Science and the World Cup: Big data changing football

  As the World Cup heats up, researchers are using their expertise to help soccer coaches train players and formulate tactics.
  The leading international scientific weekly “Nature” published an article stating that at the World Cup in Qatar, players will use a “more evidence-based” way to show their coaches their value on the field. Within minutes of the game, tournament organizers send each player a detailed analysis of their performance on the field.
  This is the latest application of digital technology in football. Data analysis can provide guidance for everything on and off the field, from player transfers, training intensity, to formulating targeted tactics, giving real-time best passing lines on the field and so on.

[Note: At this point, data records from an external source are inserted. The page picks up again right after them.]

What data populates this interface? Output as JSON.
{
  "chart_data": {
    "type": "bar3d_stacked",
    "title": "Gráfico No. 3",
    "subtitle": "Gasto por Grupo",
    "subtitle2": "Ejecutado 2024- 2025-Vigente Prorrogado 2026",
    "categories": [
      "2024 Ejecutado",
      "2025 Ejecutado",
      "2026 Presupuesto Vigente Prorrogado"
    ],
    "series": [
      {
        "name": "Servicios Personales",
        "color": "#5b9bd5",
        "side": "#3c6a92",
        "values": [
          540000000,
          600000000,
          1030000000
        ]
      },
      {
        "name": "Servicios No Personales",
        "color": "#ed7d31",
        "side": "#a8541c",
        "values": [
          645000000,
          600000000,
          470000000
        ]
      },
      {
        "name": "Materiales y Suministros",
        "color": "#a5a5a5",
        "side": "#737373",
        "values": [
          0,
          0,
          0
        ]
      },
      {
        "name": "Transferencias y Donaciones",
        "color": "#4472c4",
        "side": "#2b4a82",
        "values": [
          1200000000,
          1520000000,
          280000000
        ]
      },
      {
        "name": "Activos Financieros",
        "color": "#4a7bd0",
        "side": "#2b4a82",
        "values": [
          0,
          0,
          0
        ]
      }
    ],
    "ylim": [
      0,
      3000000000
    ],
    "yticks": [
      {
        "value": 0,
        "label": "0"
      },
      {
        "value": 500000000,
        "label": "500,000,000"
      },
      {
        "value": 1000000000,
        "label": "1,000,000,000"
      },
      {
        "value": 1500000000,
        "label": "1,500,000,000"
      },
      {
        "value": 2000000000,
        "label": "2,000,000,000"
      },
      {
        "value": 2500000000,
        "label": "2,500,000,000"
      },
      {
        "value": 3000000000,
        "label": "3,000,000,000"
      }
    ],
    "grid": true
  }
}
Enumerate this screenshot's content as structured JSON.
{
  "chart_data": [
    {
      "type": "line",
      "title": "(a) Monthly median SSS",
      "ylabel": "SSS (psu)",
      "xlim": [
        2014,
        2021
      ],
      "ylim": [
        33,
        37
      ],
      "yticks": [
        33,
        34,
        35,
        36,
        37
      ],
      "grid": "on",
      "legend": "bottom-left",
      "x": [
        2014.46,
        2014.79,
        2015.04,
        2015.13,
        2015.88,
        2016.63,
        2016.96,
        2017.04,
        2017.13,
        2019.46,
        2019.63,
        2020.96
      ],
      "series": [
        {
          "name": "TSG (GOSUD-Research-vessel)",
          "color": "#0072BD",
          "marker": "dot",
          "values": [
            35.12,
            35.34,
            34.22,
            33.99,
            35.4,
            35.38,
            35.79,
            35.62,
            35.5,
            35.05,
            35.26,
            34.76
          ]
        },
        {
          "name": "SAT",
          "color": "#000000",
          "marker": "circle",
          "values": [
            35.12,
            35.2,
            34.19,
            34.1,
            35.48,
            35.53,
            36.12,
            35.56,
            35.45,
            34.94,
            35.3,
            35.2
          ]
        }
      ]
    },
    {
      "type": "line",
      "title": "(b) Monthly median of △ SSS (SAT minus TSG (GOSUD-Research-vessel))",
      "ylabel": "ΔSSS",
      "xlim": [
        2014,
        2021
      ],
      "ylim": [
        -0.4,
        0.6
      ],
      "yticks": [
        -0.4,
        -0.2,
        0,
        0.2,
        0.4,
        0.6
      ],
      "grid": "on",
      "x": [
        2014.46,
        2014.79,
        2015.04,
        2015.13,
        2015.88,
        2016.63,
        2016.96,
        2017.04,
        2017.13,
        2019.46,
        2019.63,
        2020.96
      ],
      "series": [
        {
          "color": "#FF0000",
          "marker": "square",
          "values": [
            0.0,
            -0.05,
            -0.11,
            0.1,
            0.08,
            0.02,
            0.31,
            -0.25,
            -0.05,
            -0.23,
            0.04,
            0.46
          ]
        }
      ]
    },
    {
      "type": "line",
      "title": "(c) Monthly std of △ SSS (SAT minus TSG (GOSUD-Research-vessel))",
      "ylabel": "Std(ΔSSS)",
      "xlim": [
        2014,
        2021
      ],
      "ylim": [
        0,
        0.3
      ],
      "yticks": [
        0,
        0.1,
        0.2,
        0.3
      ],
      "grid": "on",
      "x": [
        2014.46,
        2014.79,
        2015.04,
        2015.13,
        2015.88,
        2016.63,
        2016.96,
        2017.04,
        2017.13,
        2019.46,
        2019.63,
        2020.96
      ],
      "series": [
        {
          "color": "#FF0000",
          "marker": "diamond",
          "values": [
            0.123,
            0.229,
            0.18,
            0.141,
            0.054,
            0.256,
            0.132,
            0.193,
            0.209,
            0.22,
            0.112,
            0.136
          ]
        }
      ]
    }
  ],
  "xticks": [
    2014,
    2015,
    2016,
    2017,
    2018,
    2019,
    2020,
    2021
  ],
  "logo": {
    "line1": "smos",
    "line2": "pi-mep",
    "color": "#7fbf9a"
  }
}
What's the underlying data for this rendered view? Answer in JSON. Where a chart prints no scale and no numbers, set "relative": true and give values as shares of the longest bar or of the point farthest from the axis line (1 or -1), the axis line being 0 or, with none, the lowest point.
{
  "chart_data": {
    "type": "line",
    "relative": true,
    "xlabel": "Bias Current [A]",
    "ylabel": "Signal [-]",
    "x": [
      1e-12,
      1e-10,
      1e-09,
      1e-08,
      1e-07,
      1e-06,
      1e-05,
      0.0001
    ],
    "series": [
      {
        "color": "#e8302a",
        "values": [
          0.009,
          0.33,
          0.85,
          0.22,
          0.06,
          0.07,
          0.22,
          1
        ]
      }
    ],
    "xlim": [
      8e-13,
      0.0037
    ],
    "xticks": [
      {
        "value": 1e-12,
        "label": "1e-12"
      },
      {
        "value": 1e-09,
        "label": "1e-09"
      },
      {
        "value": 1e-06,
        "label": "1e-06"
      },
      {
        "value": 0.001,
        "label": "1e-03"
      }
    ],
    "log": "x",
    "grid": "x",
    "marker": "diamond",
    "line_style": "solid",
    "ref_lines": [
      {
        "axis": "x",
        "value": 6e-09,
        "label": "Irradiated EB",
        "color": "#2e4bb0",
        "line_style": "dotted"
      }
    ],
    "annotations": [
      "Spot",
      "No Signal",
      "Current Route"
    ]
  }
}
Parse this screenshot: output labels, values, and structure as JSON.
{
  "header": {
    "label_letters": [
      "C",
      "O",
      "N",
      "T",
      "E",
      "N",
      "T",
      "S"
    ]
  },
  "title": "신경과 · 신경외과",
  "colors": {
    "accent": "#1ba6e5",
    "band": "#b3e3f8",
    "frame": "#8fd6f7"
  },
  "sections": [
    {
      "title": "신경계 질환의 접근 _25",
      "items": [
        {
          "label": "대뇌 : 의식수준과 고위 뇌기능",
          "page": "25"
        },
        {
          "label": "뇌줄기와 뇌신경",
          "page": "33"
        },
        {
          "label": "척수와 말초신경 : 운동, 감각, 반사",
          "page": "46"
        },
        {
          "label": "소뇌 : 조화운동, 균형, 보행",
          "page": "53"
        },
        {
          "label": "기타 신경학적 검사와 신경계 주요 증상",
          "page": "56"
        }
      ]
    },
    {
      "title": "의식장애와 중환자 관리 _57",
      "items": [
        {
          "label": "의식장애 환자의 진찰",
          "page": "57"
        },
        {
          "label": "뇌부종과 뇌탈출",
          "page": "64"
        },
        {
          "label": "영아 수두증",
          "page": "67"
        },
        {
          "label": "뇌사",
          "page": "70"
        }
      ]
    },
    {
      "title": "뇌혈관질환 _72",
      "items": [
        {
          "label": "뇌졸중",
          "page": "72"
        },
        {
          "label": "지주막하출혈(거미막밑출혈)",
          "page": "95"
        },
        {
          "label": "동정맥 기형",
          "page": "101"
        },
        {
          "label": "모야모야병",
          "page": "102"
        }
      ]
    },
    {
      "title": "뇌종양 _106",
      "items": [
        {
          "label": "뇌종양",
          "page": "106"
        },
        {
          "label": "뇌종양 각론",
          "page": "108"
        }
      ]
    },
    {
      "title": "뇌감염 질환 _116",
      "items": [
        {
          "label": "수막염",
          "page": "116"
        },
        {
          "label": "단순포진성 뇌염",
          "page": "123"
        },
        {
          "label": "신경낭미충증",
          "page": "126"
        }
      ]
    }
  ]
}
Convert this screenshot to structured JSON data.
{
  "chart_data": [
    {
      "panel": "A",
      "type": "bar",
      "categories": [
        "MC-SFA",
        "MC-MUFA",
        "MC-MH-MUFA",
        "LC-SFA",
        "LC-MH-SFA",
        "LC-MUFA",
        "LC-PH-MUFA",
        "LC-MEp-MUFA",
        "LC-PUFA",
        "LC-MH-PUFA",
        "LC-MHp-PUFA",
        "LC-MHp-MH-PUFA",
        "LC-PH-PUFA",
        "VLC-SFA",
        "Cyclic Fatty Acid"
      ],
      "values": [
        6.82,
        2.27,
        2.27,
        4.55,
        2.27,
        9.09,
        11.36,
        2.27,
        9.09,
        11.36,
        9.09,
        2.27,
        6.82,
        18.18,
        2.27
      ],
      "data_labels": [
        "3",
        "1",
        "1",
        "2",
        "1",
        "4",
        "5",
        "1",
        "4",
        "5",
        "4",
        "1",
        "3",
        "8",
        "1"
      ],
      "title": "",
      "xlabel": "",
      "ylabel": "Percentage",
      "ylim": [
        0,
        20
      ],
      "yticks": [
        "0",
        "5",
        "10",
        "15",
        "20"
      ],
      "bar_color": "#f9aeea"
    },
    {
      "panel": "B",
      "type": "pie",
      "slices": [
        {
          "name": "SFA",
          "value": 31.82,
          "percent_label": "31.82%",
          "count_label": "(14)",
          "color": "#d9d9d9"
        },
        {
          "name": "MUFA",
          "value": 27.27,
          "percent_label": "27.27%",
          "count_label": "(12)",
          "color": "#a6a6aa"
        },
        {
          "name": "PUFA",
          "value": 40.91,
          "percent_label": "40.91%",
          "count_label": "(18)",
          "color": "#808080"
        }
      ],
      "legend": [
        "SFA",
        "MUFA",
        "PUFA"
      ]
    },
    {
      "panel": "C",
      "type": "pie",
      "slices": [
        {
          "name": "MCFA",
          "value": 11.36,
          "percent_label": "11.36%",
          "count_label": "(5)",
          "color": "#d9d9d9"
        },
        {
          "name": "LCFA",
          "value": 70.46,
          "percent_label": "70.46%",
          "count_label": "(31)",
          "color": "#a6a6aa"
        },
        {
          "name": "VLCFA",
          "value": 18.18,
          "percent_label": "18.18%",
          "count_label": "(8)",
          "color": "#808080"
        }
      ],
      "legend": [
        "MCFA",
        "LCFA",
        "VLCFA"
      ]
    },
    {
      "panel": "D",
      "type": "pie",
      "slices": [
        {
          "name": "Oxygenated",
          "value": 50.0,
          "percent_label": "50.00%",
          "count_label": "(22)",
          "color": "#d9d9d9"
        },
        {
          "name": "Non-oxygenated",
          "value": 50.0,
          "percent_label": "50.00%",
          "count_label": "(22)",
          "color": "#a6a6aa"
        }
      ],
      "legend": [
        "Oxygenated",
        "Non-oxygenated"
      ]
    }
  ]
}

  What the players are faced with is basically an astronaut-level data review. Wearable vests and wristbands sense motion, use GPS to track location, and record shots from each foot. Cameras set up from multiple angles can capture everything from the number of times the ball is held to the time it is held. To make sense of this information, most top teams employ data analysts, including mathematicians, data scientists and physicists poached from computing application giants such as Microsoft and CERN.
  In turn, insights from analytics experts are changing the way football is played. Strikers are now less likely to shoot from distance, wingers are more likely to pass to teammates than to cross, and managers are more obsessed with pressing high up the pitch – these tactical changes all have solid evidence to back up the coach’s own instincts.

  ”Big data has ushered in a new era in football,” says Daniel Memmert, a sports scientist at the German Sports Academy in Cologne. “It has changed the way teams think about tactics, how they behave, how they analyze their opponents, how they develop talent and discover players. ”
  Liverpool FC’s data team, which includes physicists formerly at CERN and Cambridge University, built a model specifically to assess whether a player’s actions on the pitch are more likely to lead to a goal. Sports scientists at the University of Lisbon, in collaboration with La Liga giants FC Barcelona, ​​published an analysis last year looking at how long different types of passes have on the pitch.
  Matthew Payne, the developer of the Euro 2020 prediction model and a doctoral student at Oxford University, said that the accuracy of using statistical methods to predict the outcome of the game exceeded many people’s expectations. For this World Cup in Qatar, Payne’s modeling shows Belgium as the most likely to lift the World Cup, followed by Brazil.
  ”The most useful thing we do is the pregame report,” Payne said. “We’ll look at the attributes of the players on the other team and draw up charts to show how they’re playing, how they’re moving. I’m going to Give some tactical suggestions or changes based on this.” Before the last game, Payne analyzed and found that the opponent’s left back’s header data was poor. He said: “So I suggested that the tall striker play on the right.” Oxford City won in the end. It’s something that seasoned scouts can see with their eyes. But Payne said, “Data is more objective than people.”